只是,隨著本軍的新式火器戰法,所打出的赫赫威名,這些長期配屬主戰的輔軍大隊,也得到了某種針對性的加強和改造,就算是一貫墊底的第七大隊,也不能例外。
為了適應全軍逐步火器的整體趨勢,他們也不得不在繼續保持,原本射聲專長的同時,利用換裝下來的部分火器,展出一番自己獨特的配套戰術來。
就是讓一部分的射手裝備三眼銃,另一部分帶短矛,為近身格鬥之備,而剩餘其他人多帶箭矢和子藥。
遇敵百十步內用步弓急射壓制,二十步內以三眼銃並雜口長短銃子,打殺近前之敵,至與敵接短矛具列於前,以戳刺格擊稍作阻擋,打空的三眼銃並短刀掩持其後,自兩側迂迴殺出,與削弱後的敵軍,展開近身掄砸肉搏。
如此這般的夾生飯戰術,在他們的操演下,居然也打退或是挫敗了好幾次,地方武裝和北軍殘部的突襲和埋伏。
這樣的話,同為藩外義從和輔助役序列出身的黑島仁,及其特設第九大隊,就不免感到了某種競爭和壓力。
畢竟,軍中的資源分配按照重要性和貢獻能力,自有輕重緩急的差別,卻是沒有人會嫌多的。
他雖然不敢奢望,能與輔軍的前一到四大隊這類,為了擴充為主戰營而專設的,候補資序相提並論;也不好和後面幾隻,由協力和吞併雜號兵馬,打散重編而成的,比同什麼,他們好歹是國朝正式的軍號。

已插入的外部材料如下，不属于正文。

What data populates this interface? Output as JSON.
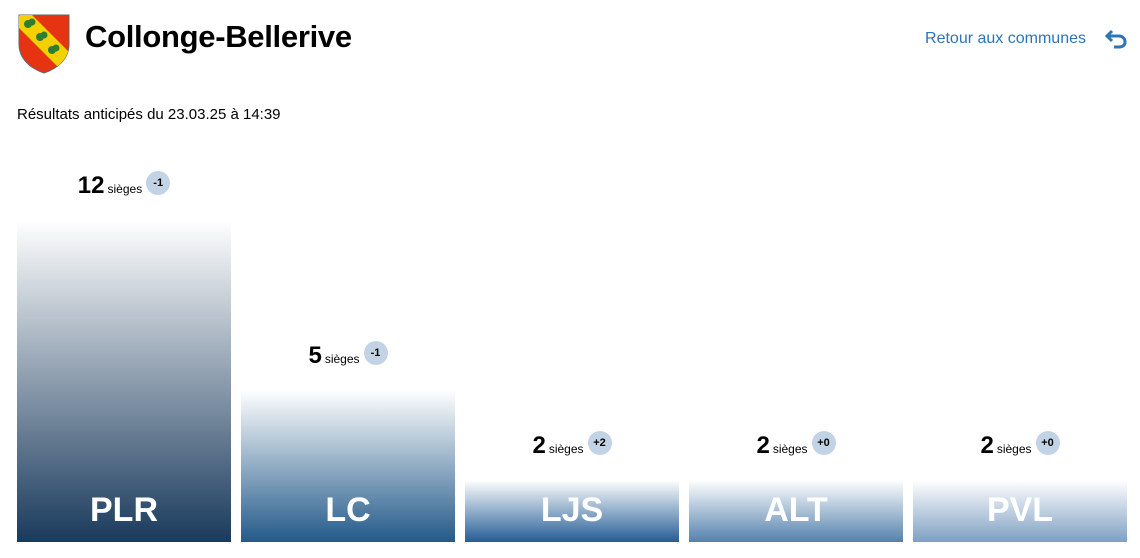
{
  "header": {
    "title": "Collonge-Bellerive",
    "back_link": "Retour aux communes",
    "back_icon": "return-arrow-icon",
    "crest_colors": {
      "field": "#e63312",
      "bend": "#f4d000",
      "clover": "#2e7d32"
    }
  },
  "subtitle": "Résultats anticipés du 23.03.25 à 14:39",
  "chart_data": {
    "type": "bar",
    "categories": [
      "PLR",
      "LC",
      "LJS",
      "ALT",
      "PVL"
    ],
    "values": [
      12,
      5,
      2,
      2,
      2
    ],
    "unit_label": "sièges",
    "deltas": [
      "-1",
      "-1",
      "+2",
      "+0",
      "+0"
    ],
    "colors": [
      "#1a3a5c",
      "#245a8a",
      "#255d96",
      "#5481ad",
      "#7fa0c2"
    ]
  }
}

但是他們難道還能讓一貫墊底的第七大隊,給比了過去?。
更何況,上方已經隱約有言在先了,為了加強攻堅和侷促巷戰的力量,而有意在軍中重點扶持一隻專擅正攻肉搏的部隊。
而在這個層面上,除了敢於拼命而不計傷亡的倭兵大隊之外,最有力的競爭者,就是這些作戰風格迥異,卻同樣擅長狹促環境和小團體浪戰的安東土生番兵了。
因此,黑島仁不得不克服和忍受這北方的酷寒,而格外尋求更多出外戰鬥的機會和表現,來為自己的部隊加分。
反正作為倭兵命賤的很,損失多少隨便都能補多少,只是可惜了這些寶貴的裝備,需要及時回收再利用而已。